Les Quatuors à McGill: une révélation, le Arcadia.

Nouvelle révélation hier soir à l’Académie internationale de quatuor à cordes de McGill : le Quatuor Arcadia, de Roumanie. Au premier-violon, une énergique jeune femme entraîne avec elle ses trois coéquipiers masculins, qui n’en perdent pas pour autant leur personnalité.
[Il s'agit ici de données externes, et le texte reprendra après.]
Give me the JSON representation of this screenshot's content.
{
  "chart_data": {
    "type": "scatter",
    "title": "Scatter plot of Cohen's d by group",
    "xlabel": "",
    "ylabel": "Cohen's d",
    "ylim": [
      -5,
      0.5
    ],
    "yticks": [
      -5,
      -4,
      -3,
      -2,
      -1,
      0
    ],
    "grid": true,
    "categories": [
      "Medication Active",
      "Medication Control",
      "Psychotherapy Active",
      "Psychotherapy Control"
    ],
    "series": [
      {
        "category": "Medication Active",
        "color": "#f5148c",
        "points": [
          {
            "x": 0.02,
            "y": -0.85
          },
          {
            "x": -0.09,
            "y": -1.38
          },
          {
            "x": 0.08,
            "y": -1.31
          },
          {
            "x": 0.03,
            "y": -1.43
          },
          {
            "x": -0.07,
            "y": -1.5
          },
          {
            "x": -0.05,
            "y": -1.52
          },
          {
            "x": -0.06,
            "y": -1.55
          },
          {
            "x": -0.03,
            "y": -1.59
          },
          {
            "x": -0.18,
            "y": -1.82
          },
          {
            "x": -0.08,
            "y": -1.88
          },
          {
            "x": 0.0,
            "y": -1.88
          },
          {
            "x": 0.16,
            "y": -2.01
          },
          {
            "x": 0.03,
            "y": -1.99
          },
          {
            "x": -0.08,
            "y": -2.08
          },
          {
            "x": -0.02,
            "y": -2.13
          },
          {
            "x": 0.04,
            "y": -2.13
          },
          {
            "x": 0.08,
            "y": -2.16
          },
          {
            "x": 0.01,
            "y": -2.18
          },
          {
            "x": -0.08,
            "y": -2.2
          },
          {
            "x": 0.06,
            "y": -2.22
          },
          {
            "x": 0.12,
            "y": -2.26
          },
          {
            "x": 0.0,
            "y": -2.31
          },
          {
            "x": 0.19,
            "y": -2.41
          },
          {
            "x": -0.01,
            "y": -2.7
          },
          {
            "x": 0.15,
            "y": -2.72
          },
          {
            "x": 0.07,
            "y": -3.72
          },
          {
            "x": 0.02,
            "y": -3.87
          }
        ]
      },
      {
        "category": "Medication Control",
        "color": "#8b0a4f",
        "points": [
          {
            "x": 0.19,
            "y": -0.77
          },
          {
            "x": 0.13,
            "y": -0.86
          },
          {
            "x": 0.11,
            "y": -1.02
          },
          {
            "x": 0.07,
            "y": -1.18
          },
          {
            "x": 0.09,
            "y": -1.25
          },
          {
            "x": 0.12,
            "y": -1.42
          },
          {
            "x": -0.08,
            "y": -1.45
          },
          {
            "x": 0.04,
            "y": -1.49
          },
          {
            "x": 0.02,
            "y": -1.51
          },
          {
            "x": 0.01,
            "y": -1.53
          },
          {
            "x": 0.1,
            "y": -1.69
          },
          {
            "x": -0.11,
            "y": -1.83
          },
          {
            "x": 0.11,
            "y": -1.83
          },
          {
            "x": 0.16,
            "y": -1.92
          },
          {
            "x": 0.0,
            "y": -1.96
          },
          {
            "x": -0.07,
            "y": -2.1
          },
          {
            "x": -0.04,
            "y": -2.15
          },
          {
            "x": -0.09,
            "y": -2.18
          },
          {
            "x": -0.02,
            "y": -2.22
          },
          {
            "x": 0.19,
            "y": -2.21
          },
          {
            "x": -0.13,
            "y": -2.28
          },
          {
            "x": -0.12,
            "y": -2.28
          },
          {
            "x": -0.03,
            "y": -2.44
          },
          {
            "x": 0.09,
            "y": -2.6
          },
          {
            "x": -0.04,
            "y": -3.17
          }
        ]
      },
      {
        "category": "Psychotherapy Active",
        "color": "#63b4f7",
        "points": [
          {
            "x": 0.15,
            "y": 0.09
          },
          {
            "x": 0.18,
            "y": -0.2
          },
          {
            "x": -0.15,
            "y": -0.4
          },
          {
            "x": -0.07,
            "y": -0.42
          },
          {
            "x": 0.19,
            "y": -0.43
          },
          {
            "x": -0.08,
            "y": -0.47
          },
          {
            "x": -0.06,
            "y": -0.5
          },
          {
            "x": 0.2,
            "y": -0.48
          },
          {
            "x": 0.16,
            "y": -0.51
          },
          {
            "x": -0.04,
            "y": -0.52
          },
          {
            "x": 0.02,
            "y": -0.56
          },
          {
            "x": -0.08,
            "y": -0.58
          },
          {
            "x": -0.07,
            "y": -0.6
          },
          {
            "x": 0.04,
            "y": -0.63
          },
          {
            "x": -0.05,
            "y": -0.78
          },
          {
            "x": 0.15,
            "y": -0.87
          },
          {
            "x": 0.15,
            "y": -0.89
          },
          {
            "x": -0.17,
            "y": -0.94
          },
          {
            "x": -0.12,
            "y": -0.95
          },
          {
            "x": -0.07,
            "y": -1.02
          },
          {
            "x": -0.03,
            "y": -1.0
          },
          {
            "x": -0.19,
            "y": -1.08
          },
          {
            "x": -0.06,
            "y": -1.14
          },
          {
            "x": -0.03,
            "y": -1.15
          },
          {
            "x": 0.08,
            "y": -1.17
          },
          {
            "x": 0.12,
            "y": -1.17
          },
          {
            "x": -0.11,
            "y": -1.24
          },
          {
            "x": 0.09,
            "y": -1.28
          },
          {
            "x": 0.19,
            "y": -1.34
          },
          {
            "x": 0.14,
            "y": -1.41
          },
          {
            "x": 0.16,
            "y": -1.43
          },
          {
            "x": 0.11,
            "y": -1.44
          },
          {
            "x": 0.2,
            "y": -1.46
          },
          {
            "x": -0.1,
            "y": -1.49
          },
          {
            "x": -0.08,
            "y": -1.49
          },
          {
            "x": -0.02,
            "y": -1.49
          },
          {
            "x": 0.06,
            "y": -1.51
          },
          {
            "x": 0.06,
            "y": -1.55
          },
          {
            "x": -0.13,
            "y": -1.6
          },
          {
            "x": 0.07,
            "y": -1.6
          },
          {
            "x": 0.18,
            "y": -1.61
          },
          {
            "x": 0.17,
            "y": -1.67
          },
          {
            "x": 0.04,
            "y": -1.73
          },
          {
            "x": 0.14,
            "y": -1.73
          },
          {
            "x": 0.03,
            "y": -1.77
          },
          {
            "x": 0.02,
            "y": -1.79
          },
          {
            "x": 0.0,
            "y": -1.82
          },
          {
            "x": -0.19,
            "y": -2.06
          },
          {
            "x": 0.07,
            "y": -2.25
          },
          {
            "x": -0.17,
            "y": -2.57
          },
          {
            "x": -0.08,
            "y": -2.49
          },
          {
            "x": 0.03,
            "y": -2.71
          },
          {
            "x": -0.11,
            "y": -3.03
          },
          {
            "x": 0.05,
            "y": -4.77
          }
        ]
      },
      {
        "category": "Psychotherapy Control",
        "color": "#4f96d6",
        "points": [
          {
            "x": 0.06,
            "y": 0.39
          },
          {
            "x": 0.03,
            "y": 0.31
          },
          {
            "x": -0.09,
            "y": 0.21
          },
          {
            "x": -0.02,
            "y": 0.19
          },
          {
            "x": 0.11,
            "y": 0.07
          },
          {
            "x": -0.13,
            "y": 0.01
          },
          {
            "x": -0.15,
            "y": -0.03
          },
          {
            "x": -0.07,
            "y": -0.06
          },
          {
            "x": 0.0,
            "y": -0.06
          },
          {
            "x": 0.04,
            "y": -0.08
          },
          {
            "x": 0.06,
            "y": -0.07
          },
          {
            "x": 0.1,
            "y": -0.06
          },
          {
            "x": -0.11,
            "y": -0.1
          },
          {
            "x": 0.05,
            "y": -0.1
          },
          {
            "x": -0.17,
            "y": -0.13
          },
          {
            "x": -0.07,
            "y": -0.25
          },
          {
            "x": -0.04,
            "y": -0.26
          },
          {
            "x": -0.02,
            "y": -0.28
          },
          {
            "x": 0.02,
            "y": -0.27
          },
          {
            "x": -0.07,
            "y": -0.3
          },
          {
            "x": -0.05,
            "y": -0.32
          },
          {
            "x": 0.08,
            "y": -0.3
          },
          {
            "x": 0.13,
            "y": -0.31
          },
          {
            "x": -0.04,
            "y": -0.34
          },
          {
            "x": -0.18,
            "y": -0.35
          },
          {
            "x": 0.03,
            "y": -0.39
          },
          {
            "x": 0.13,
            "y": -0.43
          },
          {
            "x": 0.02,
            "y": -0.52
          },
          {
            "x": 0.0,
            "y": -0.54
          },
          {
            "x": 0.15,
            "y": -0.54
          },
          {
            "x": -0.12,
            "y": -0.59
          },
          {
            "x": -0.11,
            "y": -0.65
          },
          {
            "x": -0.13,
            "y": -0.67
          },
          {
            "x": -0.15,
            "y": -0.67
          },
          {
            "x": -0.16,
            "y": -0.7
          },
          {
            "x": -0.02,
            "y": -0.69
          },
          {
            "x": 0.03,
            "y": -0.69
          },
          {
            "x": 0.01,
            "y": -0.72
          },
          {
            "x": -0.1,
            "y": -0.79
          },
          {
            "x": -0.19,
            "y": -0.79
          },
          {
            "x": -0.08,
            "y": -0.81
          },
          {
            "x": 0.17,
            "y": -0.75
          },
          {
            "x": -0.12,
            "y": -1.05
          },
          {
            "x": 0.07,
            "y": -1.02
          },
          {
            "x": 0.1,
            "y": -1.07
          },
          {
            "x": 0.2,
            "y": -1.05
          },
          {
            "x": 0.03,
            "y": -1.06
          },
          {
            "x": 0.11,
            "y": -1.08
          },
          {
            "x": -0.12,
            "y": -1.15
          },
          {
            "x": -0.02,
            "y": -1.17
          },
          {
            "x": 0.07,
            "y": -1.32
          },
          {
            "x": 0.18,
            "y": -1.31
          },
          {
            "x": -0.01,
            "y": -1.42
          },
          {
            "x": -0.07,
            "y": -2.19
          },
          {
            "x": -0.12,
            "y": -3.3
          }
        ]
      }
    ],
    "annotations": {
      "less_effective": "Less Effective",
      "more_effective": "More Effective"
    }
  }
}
En fait, les quatre sont de force égale et traversent le Quartettsatz de Schubert – le plus connu des deux mouvements en do mineur ainsi identifiés – avec une tension de tous les instants, que redouble la reprise des premières pages et que dissipe plus tard une réconfortante accalmie.L’oeuvre fait plusieurs fois appel au suraigu du premier-violon et, à cet égard, on aura noté la parfaite justesse de la musicienne, qui pourrait certainement faire carrière comme soliste plutôt que comme chambriste.L’ensemble roumain maintient la même excellence de jeu individuel et collectif dans le Quatuor K. 458 de Mozart et ne craint pas d’aborder l’Adagio dans un phrasé quelque peu romantique, au risque de scandaliser les tenants d’une certaine «correction mozartienne». Cet Adagio n’est peut-être pas «dans le style», comme on dit, mais il est touchant, le fait de musiciens éminemment sincères.Après l’entracte, on retrouve le Quatuor Noga, entendu à la première Académie, en 2010, et composé des quatre mêmes jeunes musiciens français établis à Berlin. Le premier-violon est nettement inférieur à celui (ou plutôt à celle) du quatuor roumain : il force à l’aigu, ne joue pas toujours juste et manque de présence. L’ensemble reste quand même solide et donne du relief aux divers épisodes du premier Razoumovsky de Beethoven. Il avait joué le deuxième en 2010 et avait alors laissé une plus forte impression.